Wyser 1996 also performed high resolution CT scan of the chest in most participants, and found 17/32 participants in the prednisolone group and 21/35 participants in the placebo group had pleural thickening at the end of treatment using this test (P = 0.52).

None of the included trials looked at the extent of pleural changes on chest X‐ray in terms of area of pleural change.

Change in respiratory function

Two trials with 191 participants measured improvement in respiratory function and found no difference between the groups (Galarza 1995; Wyser 1996). We have summarized the results in Table 7.

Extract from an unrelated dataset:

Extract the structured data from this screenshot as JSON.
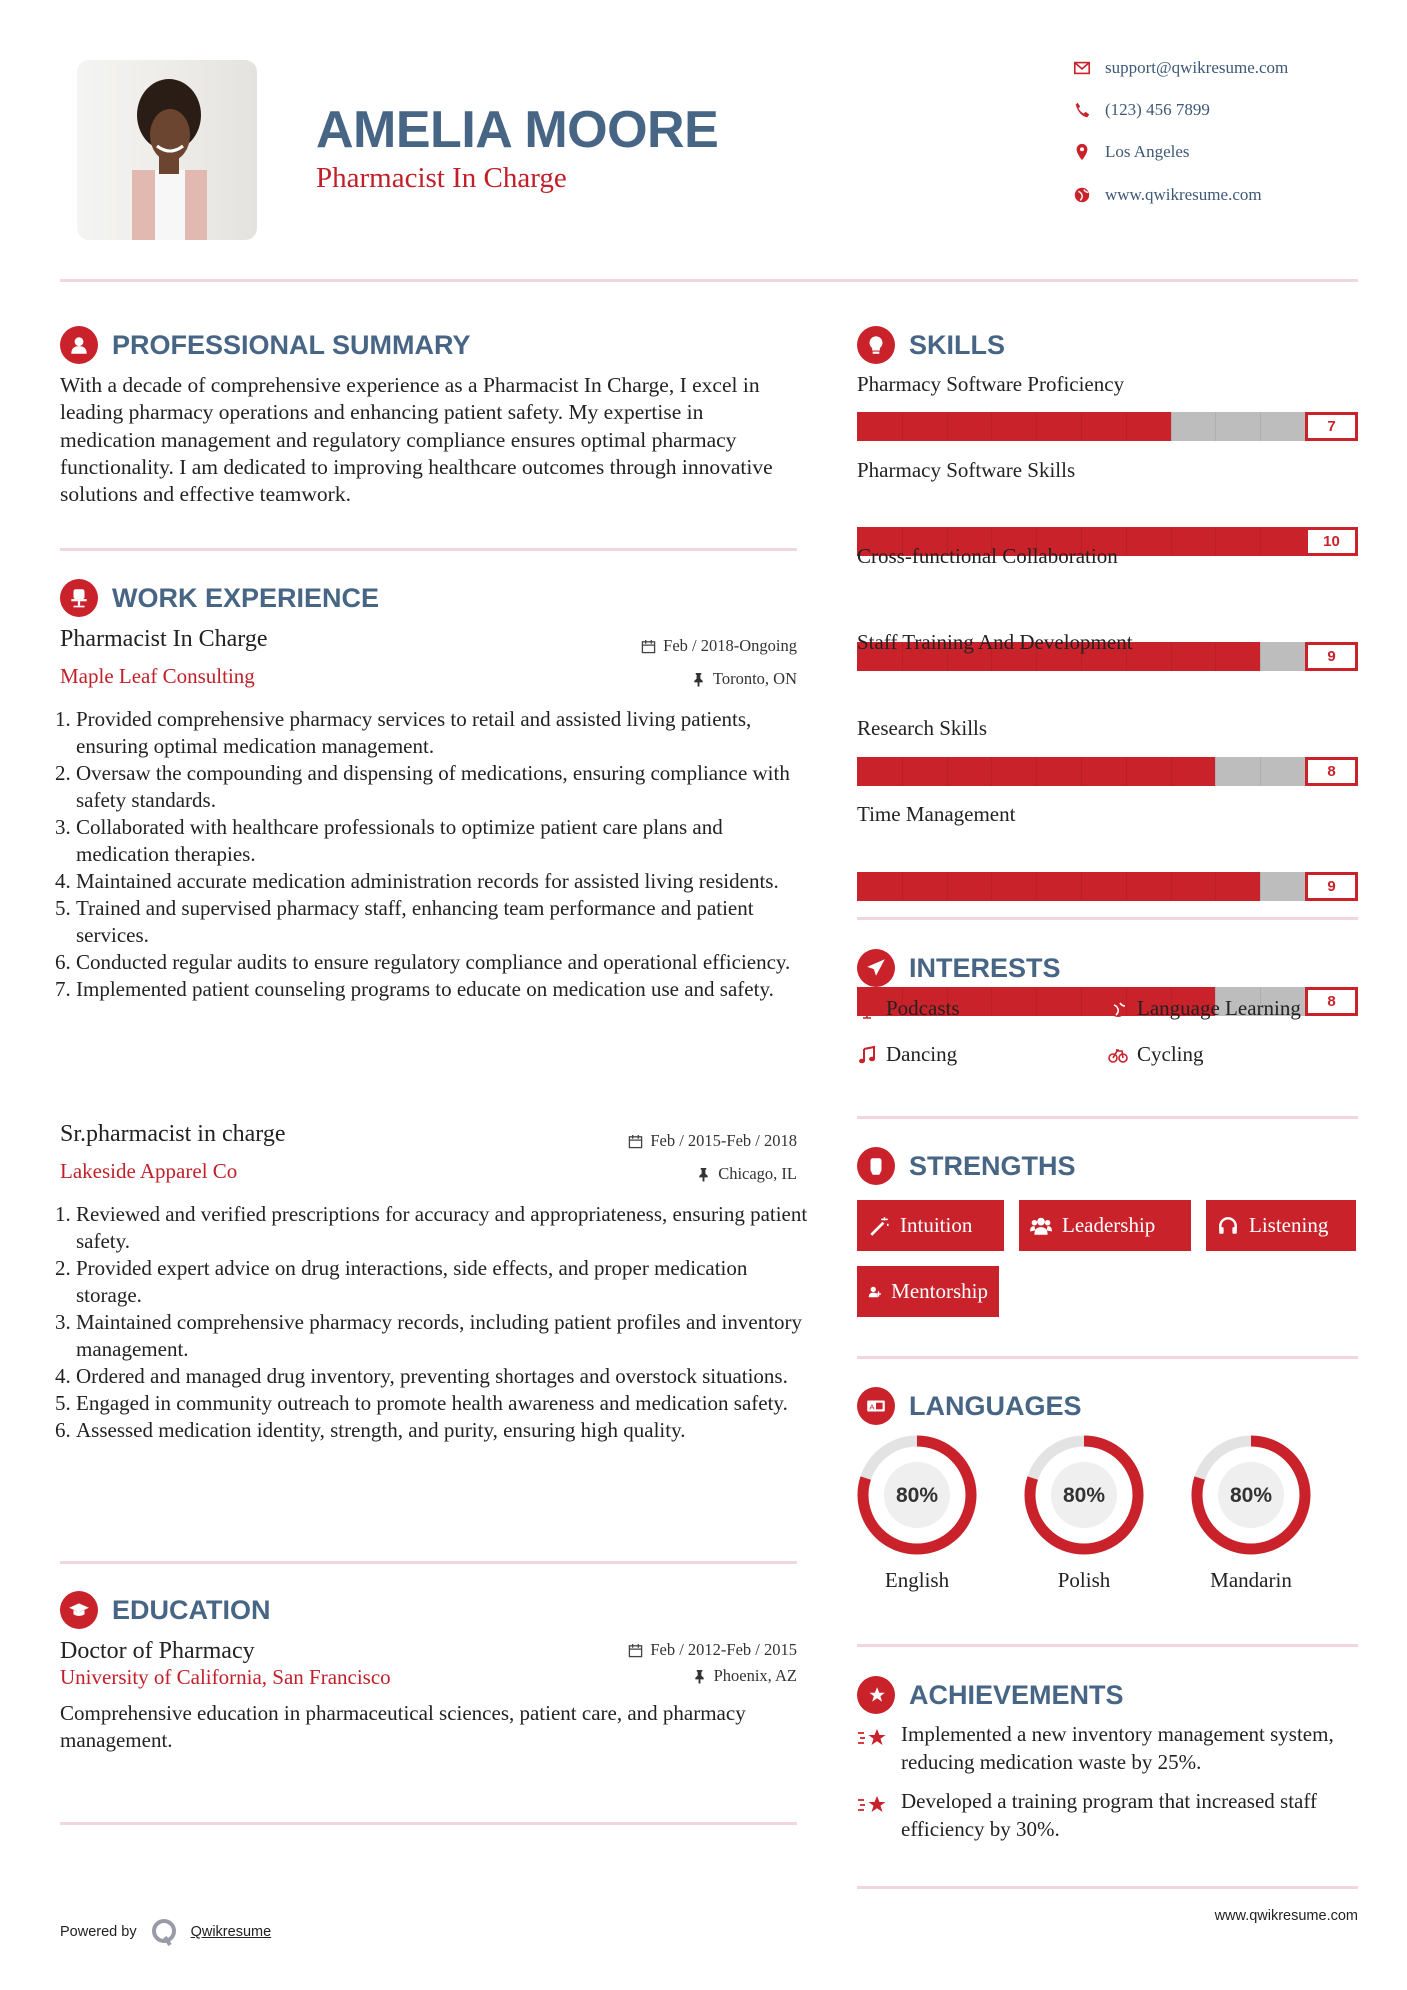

In Galarza 1995, mean forced vital capacity (FVC) was 95% in both the treatment and control groups at the end of treatment; in Wyser 1996 it was 85% in the corticosteroids group and 80% in the placebo group (P = 0.65). We could not perform a meta‐analysis due to insufficient reported data.

Disability

None of the included trials looked at disability or functional impairment after treatment for TB pleurisy.

Death from any cause

Only Elliott 2004 reported any deaths, with 36/99 deaths in the prednisolone group, and 39/98 deaths in the placebo group, meaning the relative risk of death in the prednisolone group was 0.91 (95% CI 0.64 to 1.31; 197 participants, 1 trial; Analysis 1.3), which indicated that prednisolone did not confer a survival benefit. The trial authors commented that mortality rates were higher in participants with low CD4+ cell counts on enrolment to the trial.

Adverse effects of treatment

More participants in the corticosteroid group had adverse events leading to discontinuation of the study drug (RR 2.78, 95% CI 1.11 to 6.94; 590 participants, 6 trials, low certainty evidence; Analysis 1.4). We have summarized the results in Table 8.

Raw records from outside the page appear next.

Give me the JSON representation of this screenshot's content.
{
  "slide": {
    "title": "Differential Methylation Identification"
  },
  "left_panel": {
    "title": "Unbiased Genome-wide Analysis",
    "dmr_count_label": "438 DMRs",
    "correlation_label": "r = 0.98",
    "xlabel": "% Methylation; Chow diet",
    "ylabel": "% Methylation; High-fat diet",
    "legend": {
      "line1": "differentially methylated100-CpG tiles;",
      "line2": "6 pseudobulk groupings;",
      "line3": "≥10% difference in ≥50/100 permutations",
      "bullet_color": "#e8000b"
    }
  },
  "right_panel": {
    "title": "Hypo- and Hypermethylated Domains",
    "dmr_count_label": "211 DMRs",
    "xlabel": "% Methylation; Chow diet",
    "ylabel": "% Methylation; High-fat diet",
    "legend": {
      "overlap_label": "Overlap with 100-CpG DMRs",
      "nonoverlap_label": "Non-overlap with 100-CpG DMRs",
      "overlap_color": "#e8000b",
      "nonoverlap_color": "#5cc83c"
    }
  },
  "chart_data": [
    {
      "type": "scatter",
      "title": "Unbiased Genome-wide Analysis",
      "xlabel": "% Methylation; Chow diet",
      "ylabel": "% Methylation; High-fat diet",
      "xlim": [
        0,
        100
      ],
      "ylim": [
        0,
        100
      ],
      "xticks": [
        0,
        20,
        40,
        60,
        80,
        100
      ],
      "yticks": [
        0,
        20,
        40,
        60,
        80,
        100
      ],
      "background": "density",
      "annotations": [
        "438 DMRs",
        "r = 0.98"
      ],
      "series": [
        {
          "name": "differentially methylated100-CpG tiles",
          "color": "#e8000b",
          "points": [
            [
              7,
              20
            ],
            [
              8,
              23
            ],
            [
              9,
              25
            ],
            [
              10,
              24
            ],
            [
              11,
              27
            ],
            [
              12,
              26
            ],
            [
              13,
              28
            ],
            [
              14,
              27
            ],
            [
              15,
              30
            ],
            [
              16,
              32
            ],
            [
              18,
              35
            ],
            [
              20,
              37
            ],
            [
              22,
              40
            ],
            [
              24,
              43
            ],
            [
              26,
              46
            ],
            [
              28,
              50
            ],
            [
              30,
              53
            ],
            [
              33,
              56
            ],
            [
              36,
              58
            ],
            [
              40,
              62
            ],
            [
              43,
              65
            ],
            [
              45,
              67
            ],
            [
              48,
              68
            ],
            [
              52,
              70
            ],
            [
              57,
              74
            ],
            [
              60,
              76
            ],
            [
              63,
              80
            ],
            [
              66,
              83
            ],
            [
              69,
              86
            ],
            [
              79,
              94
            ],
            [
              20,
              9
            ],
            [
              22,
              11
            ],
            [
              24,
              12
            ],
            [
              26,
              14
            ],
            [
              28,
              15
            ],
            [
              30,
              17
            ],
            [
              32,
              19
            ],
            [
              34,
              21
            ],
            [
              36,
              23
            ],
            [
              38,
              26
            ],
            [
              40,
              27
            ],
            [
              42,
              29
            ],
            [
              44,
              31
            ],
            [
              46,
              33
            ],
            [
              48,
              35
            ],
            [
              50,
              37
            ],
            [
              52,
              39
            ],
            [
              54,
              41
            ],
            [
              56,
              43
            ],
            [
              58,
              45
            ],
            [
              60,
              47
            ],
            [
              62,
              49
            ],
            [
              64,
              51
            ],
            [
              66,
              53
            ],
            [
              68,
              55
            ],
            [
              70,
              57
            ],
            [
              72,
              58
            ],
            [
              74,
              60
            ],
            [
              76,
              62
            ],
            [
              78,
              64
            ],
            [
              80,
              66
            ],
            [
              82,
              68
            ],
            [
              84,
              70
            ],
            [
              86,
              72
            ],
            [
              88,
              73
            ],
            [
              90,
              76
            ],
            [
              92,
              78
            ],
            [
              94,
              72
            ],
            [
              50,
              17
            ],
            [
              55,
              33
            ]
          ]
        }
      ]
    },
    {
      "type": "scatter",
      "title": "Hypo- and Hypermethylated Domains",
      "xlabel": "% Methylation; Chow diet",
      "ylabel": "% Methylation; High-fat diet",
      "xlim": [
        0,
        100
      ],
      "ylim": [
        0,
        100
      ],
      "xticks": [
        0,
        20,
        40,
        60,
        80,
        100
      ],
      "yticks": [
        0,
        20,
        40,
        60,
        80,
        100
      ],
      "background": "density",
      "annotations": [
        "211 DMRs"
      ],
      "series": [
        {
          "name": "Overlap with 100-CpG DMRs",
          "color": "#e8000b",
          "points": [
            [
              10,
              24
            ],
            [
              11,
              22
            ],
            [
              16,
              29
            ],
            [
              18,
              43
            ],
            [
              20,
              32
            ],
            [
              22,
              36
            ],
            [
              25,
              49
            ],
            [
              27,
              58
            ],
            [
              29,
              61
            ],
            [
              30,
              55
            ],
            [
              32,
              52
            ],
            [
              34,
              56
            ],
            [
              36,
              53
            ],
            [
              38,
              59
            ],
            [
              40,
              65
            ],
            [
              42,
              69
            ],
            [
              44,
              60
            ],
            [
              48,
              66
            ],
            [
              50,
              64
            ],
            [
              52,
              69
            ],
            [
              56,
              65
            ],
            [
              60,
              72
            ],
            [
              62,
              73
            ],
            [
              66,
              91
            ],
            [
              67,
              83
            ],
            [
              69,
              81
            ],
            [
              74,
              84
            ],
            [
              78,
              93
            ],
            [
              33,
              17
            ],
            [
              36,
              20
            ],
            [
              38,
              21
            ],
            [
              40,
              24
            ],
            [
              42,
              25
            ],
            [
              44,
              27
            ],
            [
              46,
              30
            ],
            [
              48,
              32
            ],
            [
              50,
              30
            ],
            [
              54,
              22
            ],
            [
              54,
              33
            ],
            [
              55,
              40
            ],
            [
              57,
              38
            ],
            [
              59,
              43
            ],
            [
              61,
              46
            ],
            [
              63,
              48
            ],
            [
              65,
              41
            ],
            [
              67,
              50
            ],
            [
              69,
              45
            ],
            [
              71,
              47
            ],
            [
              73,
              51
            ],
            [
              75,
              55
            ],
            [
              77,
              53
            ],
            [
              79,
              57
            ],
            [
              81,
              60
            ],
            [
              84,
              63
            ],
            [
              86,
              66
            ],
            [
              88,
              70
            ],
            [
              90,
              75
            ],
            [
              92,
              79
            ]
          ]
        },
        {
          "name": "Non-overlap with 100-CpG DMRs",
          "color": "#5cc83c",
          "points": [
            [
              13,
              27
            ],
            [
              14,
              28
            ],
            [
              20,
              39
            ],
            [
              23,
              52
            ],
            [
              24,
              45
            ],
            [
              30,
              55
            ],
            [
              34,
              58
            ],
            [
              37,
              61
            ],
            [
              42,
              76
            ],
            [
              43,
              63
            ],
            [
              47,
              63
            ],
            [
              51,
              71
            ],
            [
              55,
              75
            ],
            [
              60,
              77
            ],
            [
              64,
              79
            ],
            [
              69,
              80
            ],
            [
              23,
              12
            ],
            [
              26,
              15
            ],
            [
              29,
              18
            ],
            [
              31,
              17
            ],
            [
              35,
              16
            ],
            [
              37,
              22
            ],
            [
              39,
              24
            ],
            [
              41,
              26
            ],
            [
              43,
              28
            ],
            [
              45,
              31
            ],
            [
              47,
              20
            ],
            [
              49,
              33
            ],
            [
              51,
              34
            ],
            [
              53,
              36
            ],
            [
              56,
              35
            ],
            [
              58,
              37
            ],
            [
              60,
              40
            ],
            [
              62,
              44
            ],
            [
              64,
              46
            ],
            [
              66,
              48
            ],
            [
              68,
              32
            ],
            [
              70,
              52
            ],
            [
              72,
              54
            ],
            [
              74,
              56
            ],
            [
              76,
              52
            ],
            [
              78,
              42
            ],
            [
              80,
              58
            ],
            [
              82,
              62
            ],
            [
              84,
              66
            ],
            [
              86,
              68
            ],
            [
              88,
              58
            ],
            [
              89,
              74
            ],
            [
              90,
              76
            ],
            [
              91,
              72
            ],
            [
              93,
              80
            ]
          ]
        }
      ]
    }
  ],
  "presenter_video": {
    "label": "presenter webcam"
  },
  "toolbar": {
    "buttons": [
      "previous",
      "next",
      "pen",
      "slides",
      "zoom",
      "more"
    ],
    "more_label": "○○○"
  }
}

There was variation in the level of detail reported across the different trials, and assessment of participants to detect adverse effects of treatment also varied.

Bang 1997 reported one participant from the corticosteroid group was withdrawn from the study due to aggravation of epigastric pain.

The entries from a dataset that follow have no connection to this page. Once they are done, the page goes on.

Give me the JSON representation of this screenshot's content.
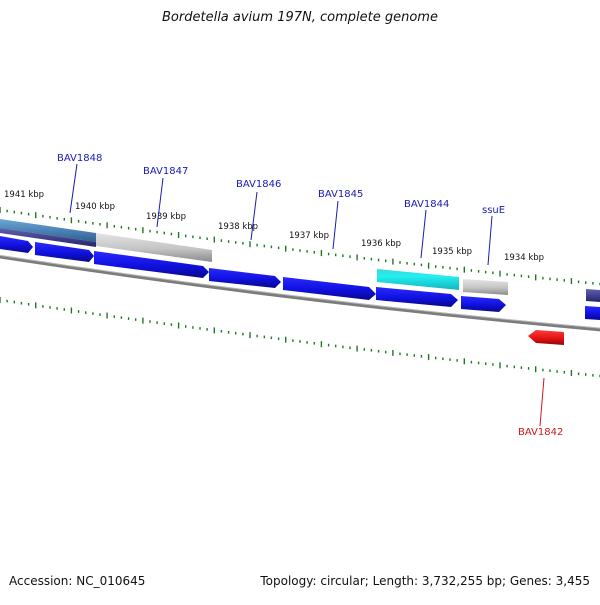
{
  "title": "Bordetella avium 197N, complete genome",
  "footer": {
    "accession": "Accession: NC_010645",
    "summary": "Topology: circular; Length: 3,732,255 bp; Genes: 3,455"
  },
  "colors": {
    "cds": "#1010e0",
    "cds_edge": "#3a3aff",
    "rrna_grey": "#c4c4c4",
    "cyan": "#22e0e8",
    "steelblue": "#4a84b8",
    "darknavy": "#44448c",
    "red": "#e01010",
    "tick": "#1f7a1f",
    "backbone": "#808080",
    "gene_label": "#1a1ab4",
    "red_label": "#d01818"
  },
  "scale_labels": [
    "1941 kbp",
    "1940 kbp",
    "1939 kbp",
    "1938 kbp",
    "1937 kbp",
    "1936 kbp",
    "1935 kbp",
    "1934 kbp"
  ],
  "gene_labels": [
    {
      "text": "BAV1848",
      "color": "blue"
    },
    {
      "text": "BAV1847",
      "color": "blue"
    },
    {
      "text": "BAV1846",
      "color": "blue"
    },
    {
      "text": "BAV1845",
      "color": "blue"
    },
    {
      "text": "BAV1844",
      "color": "blue"
    },
    {
      "text": "ssuE",
      "color": "blue"
    },
    {
      "text": "BAV1842",
      "color": "red"
    }
  ]
}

Lee 1988 reported one participant from the corticosteroid group developed moon‐shaped face, epigastric pain, and lower limb oedema which resolved on tapering the study drug.

Wyser 1996 reported that the only adverse effect observed was epigastric pain, which affected 4/34 participants in the corticosteroid group and 3/36 participants in the placebo group.

Elliott 2004 reported 9/99 participants in the corticosteroid group stopped the trial drug due to hyperglycaemia (two participants), hypertension (three participants), herpes zoster (three participants), or oesophageal candidiasis (one participant). In the placebo group 2/98 participants stopped the trial drug; one participant due to hyperglycaemia and one participant due to hypertension.

Galarza 1995 reported no adverse events in either treatment group, and Lee 1999 reported no significant adverse events in the participants treated with steroids.

HIV‐associated adverse events

Only Elliott 2004 included HIV‐positive participants. The trial reported adverse events related to HIV, including candidiasis, herpes simplex and herpes zoster, cryptococcal meningitis, gastroenteritis, and Kaposi's sarcoma (summarized in Table 9). For most of these adverse events there was no difference between the corticosteroid and placebo groups. For Kaposi's sarcoma, there was a statistically non‐significant trend towards increased risk with corticosteroids: 6/99 in the corticosteroid group developed Kaposi's sarcoma compared with 0/98 in the placebo group (RR 12.87, 95% CI 0.73 to 225.40; 197 participants, 1 trial, very low certainty evidence).